No weapon was found on McCoy, and a test of his hands showed no gunshot residue. What he may have discarded is unknown; a knife was found in the parking lot, but there’s no proof it belonged to him. Police divers later found a BB-gun in Biscayne Bay near the scene, but it was not believed to have been involved.
What spurred McCoy’s attack on the cabdriver and flight from the law also remains a mystery. Toxicology tests found no drugs in his system. Bizarrely, the Medical Examiner’s office found an aluminum can pull-tab in his mouth, and a bird feather in his stomach.
The State Attorney’s Office is tasked with deciding whether officers broke the law in using deadly force. Across Florida, prosecutions of officers for on-duty shootings have been rare — state law afford law enforcement wide latitude to use deadly force.
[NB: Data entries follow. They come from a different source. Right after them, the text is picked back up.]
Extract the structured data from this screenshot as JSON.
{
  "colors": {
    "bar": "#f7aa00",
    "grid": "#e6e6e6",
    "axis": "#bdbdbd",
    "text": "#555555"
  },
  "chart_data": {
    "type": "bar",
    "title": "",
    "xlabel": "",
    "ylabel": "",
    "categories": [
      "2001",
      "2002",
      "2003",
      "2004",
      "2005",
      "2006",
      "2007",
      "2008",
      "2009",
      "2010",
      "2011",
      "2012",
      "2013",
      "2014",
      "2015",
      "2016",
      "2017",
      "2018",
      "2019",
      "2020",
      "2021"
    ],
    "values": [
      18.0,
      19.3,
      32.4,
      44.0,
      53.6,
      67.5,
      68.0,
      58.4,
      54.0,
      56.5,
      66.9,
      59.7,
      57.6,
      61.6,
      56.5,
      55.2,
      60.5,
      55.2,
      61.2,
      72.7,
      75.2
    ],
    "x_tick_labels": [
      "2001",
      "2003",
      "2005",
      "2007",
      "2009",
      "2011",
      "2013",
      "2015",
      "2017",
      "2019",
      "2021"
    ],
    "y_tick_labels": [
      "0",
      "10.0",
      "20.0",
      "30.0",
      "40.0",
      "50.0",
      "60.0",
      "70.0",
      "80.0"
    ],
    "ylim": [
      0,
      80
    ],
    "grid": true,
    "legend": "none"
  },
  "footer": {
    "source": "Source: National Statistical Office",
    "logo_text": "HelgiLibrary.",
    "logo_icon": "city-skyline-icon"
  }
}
Florida law also allows officers to fire at a “fleeing felon” — someone believed to have committed a felony can be shot in the back, under the presumption they may do harm to the public unless stopped.
A Miami-Dade prosecutor assigned to review police shootings in 2014 initially recommended that the shooting could not justified, though she did not recommend criminal charges, according to the final report. However, a committee of senior prosecutors determined that the investigation was incomplete, not taking into account some civilian witness statements, surveillance footage and a missing firearm ballistics report.
In Celestre’s shooting at the scene of the taxi crash, prosecutors ultimately ruled that he acted in lawful self-defense after firing at what he believed were gunshots but were most likely “two airbag deployments, associated noise, dust or powder and a shattering front passenger window,” prosecutors Jose Arrojo, Frank Ledee and Christine Zahralban wrote in their final memo.
Celestre gave an account of what happened through his union-appointed attorney, and it jibed with other testimony and evidence in the case, according to the final report.
“While it was an erroneous conclusion based on the now-available evidence, we are compelled to conclude that it was reasonable for Officer Celestre to believe that Mr. McCoy fired upon him at least twice from inside of the taxi cab.
Samms, the McCoy family lawyer, burst out laughing when told of the conclusion. “The police would have been trained to recognize gunfire — this is what our taxpayer money has gone for?” Samms said.
As for the second shooting, Celestre “may have reasonably attributed that gunshot” from Tacao was McCoy “firing upon him again, or exchanging gunfire with other officers,” prosecutors said.
Tavvs never gave a version of what happened. He was convicted not long after the shooting for running the marijuana growhouse and agreed to house arrest in exchange for giving up his police credentials. Prosecutors determined that Tavvs was justified in firing under Florida’s “fleeing felon” law.
But the state refused to say Tacao was justified in using her weapon, saying only that there was “insufficient evidence” to press charges. At the scene, Tacao initially lied to detectives about her role in the confrontation, then gave differing stories about what happened.
Prosecutors called Tacao and Stuart’s presence “highly unusual, if not outright bizarre” and chastised them for initially lying to police about their roles. Unable to disprove her self-claim, the state was “troubled” by the fact Tacao was so quick to fire.
“It may have also been reasonable to conclude that Mr. McCoy was a victim or bystander running away in fear from a shooting,” the prosecutors said.